Since her birthday—and I mean the literal day of her birth—it’s been a challenge. Not just the sleep-deprived, bottle-washing, diaper-changing kind of challenge, but a deeper, more personal one: holding on to a sense of self while stepping into the role of a new parent.
Becoming a parent is like being handed a new identity without a handbook. One day, you’re who you’ve always been. The next, you’re “Dad.” And while it’s beautiful and life-altering, it also comes with a quiet fear of waking up in the morning, looking in the mirror, and not know who that is staring back at you.
Mika and I have been working very hard to support each other through that. We check in often—not just about baby stuff, but about us. About the people we were before Lyla came along. We’ve made it a point to encourage each other to reconnect with the hobbies and friendships that took a backseat during pregnancy and the whirlwind of the first couple of months.
For me, it’s been a process of trying to merge past Dave—the guy who spent hours tinkering with a 3D printer, deep in the world of CAD models and small, detailed projects—with Dad Dave, who is on burp patrol and diaper duty, and who makes sure the dishwasher gets unloaded and Mika gets a nap.
There’s this ever-present mental buzz now: Be aware of Lyla.

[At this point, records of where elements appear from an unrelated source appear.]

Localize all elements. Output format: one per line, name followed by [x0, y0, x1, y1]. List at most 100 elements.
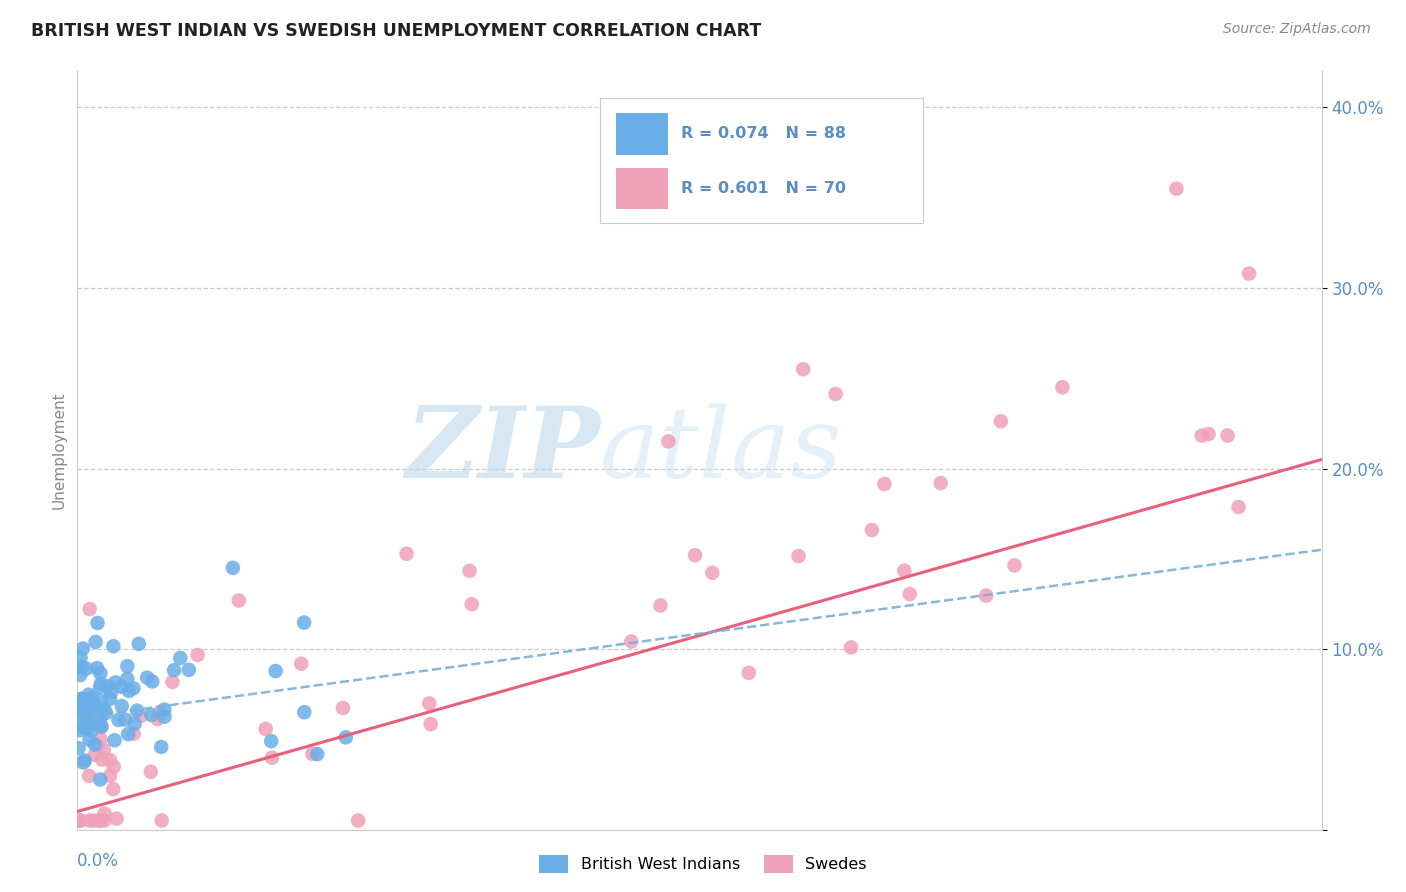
Point — [83, 738, 105, 752]
Point — [66, 699, 89, 714]
Point — [72, 756, 94, 770]
Point — [89, 772, 111, 787]
Point — [187, 648, 209, 662]
Point — [620, 634, 643, 648]
Point — [1004, 558, 1026, 573]
Point — [79, 698, 101, 712]
Point — [839, 640, 862, 655]
Point — [76, 700, 98, 714]
Point — [228, 593, 250, 607]
Point — [418, 697, 440, 711]
Point — [122, 681, 145, 696]
Point — [84, 635, 107, 649]
Point — [89, 712, 111, 726]
Point — [90, 732, 112, 747]
Point — [98, 769, 121, 783]
Text: R = 0.074   N = 88: R = 0.074 N = 88 — [681, 126, 846, 141]
Point — [153, 702, 176, 716]
Point — [82, 698, 104, 713]
Point — [90, 677, 112, 691]
Point — [72, 707, 94, 722]
Point — [792, 362, 814, 376]
Point — [929, 476, 952, 491]
Point — [77, 769, 100, 783]
Point — [222, 561, 245, 575]
Point — [90, 719, 112, 733]
Point — [124, 716, 146, 731]
Point — [107, 713, 129, 727]
Point — [67, 741, 90, 756]
Point — [738, 665, 761, 680]
Point — [100, 685, 122, 699]
Point — [97, 679, 120, 693]
Point — [683, 548, 706, 562]
Point — [75, 715, 97, 730]
Point — [153, 709, 176, 723]
Point — [75, 662, 97, 676]
Point — [860, 523, 883, 537]
Text: ZIP: ZIP — [405, 402, 600, 499]
Point — [125, 704, 148, 718]
Point — [86, 706, 108, 721]
FancyBboxPatch shape — [600, 98, 924, 223]
Point — [301, 747, 323, 761]
Point — [122, 727, 145, 741]
Point — [150, 814, 173, 828]
Point — [105, 812, 128, 826]
Point — [169, 651, 191, 665]
Point — [128, 637, 150, 651]
Point — [66, 661, 89, 675]
Point — [146, 712, 169, 726]
Point — [129, 708, 152, 723]
Point — [458, 564, 481, 578]
Point — [69, 814, 91, 828]
Point — [67, 814, 90, 828]
Point — [70, 660, 93, 674]
Point — [264, 664, 287, 678]
Y-axis label: Unemployment: Unemployment — [51, 392, 66, 509]
Point — [89, 704, 111, 718]
Point — [148, 706, 170, 720]
Point — [1216, 428, 1239, 442]
Point — [898, 587, 921, 601]
Point — [90, 720, 112, 734]
Point — [98, 691, 121, 706]
Text: R = 0.601   N = 70: R = 0.601 N = 70 — [681, 180, 846, 195]
Point — [75, 711, 97, 725]
Point — [90, 693, 112, 707]
Point — [1227, 500, 1250, 514]
Point — [86, 615, 108, 630]
Point — [91, 753, 114, 767]
Point — [83, 747, 105, 762]
Point — [77, 704, 100, 718]
Point — [69, 723, 91, 738]
Point — [347, 814, 370, 828]
Point — [117, 727, 139, 741]
Point — [72, 692, 94, 706]
Point — [69, 668, 91, 682]
Point — [84, 710, 107, 724]
Point — [83, 814, 105, 828]
Point — [177, 663, 200, 677]
Point — [83, 706, 105, 720]
Point — [893, 564, 915, 578]
Point — [162, 674, 184, 689]
Point — [111, 699, 134, 714]
Point — [79, 814, 101, 828]
Point — [1166, 182, 1188, 196]
Point — [103, 639, 125, 653]
Point — [94, 706, 117, 720]
Point — [77, 688, 100, 702]
Point — [292, 705, 315, 719]
Point — [103, 760, 125, 774]
Point — [67, 701, 90, 715]
Point — [93, 702, 115, 716]
Point — [89, 719, 111, 733]
Point — [1052, 380, 1074, 394]
Point — [89, 814, 111, 828]
Point — [79, 602, 101, 616]
Point — [419, 717, 441, 731]
Point — [70, 694, 93, 708]
Point — [86, 661, 108, 675]
Point — [104, 675, 127, 690]
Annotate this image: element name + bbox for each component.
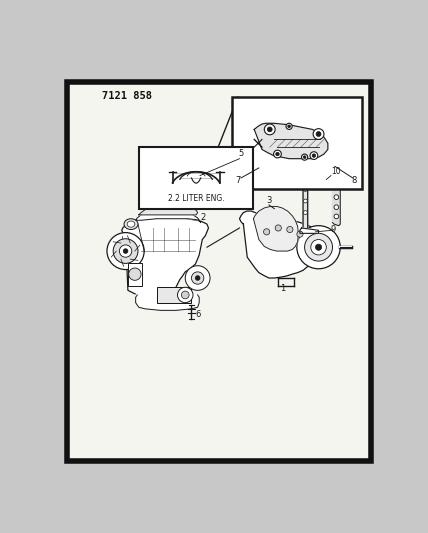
Bar xyxy=(232,97,362,189)
Ellipse shape xyxy=(127,221,135,227)
Polygon shape xyxy=(136,210,201,223)
Circle shape xyxy=(119,245,132,257)
Circle shape xyxy=(312,154,315,157)
Circle shape xyxy=(334,205,339,209)
Polygon shape xyxy=(303,174,308,233)
Circle shape xyxy=(107,232,144,270)
Text: 3: 3 xyxy=(267,196,272,205)
Circle shape xyxy=(303,211,307,214)
Circle shape xyxy=(287,227,293,232)
Text: 7: 7 xyxy=(236,176,241,185)
Circle shape xyxy=(185,265,210,290)
Polygon shape xyxy=(303,178,337,184)
Text: 1: 1 xyxy=(280,284,285,293)
Circle shape xyxy=(303,188,307,191)
Circle shape xyxy=(303,199,307,203)
Circle shape xyxy=(273,150,281,158)
Polygon shape xyxy=(240,211,318,278)
Circle shape xyxy=(301,154,308,160)
Polygon shape xyxy=(164,201,185,207)
Circle shape xyxy=(303,156,306,158)
Polygon shape xyxy=(333,176,340,225)
Text: 5: 5 xyxy=(238,149,243,158)
Circle shape xyxy=(310,152,318,159)
Circle shape xyxy=(276,152,279,156)
Polygon shape xyxy=(300,228,318,233)
Circle shape xyxy=(334,185,339,189)
Circle shape xyxy=(305,233,333,261)
Text: 2: 2 xyxy=(201,213,206,222)
Circle shape xyxy=(316,132,321,136)
Circle shape xyxy=(178,287,193,303)
Circle shape xyxy=(311,239,326,255)
Polygon shape xyxy=(122,216,208,303)
Ellipse shape xyxy=(124,219,138,230)
Circle shape xyxy=(123,249,128,253)
Bar xyxy=(128,263,142,286)
Circle shape xyxy=(195,276,200,280)
Circle shape xyxy=(129,268,141,280)
Circle shape xyxy=(113,239,138,263)
Circle shape xyxy=(265,124,275,135)
Polygon shape xyxy=(303,184,334,189)
Circle shape xyxy=(264,229,270,235)
Circle shape xyxy=(286,123,292,130)
Circle shape xyxy=(275,225,281,231)
Circle shape xyxy=(313,128,324,140)
Text: 6: 6 xyxy=(195,310,201,319)
Text: 2.2 LITER ENG.: 2.2 LITER ENG. xyxy=(168,194,224,203)
Circle shape xyxy=(181,291,189,299)
Circle shape xyxy=(315,244,322,251)
Circle shape xyxy=(288,125,291,128)
Bar xyxy=(139,147,253,209)
Circle shape xyxy=(334,195,339,199)
Polygon shape xyxy=(139,204,198,215)
Text: 7121 858: 7121 858 xyxy=(101,91,152,101)
Polygon shape xyxy=(253,206,298,251)
Text: 9: 9 xyxy=(331,225,336,234)
Text: 10: 10 xyxy=(331,167,341,176)
Circle shape xyxy=(297,231,303,237)
Bar xyxy=(157,287,191,303)
Circle shape xyxy=(297,225,340,269)
Polygon shape xyxy=(136,295,199,310)
Text: 8: 8 xyxy=(351,176,357,185)
Polygon shape xyxy=(254,123,328,159)
Circle shape xyxy=(334,214,339,219)
Circle shape xyxy=(267,127,272,132)
Circle shape xyxy=(191,272,204,284)
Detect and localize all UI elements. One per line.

It’s like a sixth sense always pinging in the background. But I’m learning that it doesn’t have to be turned up to 11 all the time—especially when I’m not alone in this. Mika is incredible about giving me time and space when she sees I need to recharge. She nudges me toward the things I love, the things that remind me of who I’ve always been.
Take the 3D printer, for example. It’s been sitting silent for months. I kept telling myself it was just easier to leave it off for now. No time, no focus, no energy. Maybe when Lyla is older. But lately, I’ve been feeling that creative itch again—just the tiniest spark of motivation to dive back in.
Gaming is another big one. Gone are the days of blitzing through chores and sinking hours into Minecraft or Call of Duty. Now, Mika and I game in shifts. One of us rocks Lyla while the other sneaks in a match or two. It’s not the same, but it’s enough. We’ve found ways to adapt our hobbies to fit this new rhythm, to keep a connection to ourselves and each other.
Of course, everything will shift again when I go back to work full-time. That thought hangs in the air like an unwritten chapter. But for now, I’m doing my best to blend the old and the new. I’m still the guy who geeks out over tech and games and horror movies. I’m just doing it with a baby monitor in the background and a bottle drying in the rack on the counter.
I’ve come to realize that parenthood doesn’t require you to erase who you were—it asks you to evolve. And as messy and imperfect as that process is, it’s also kind of beautiful.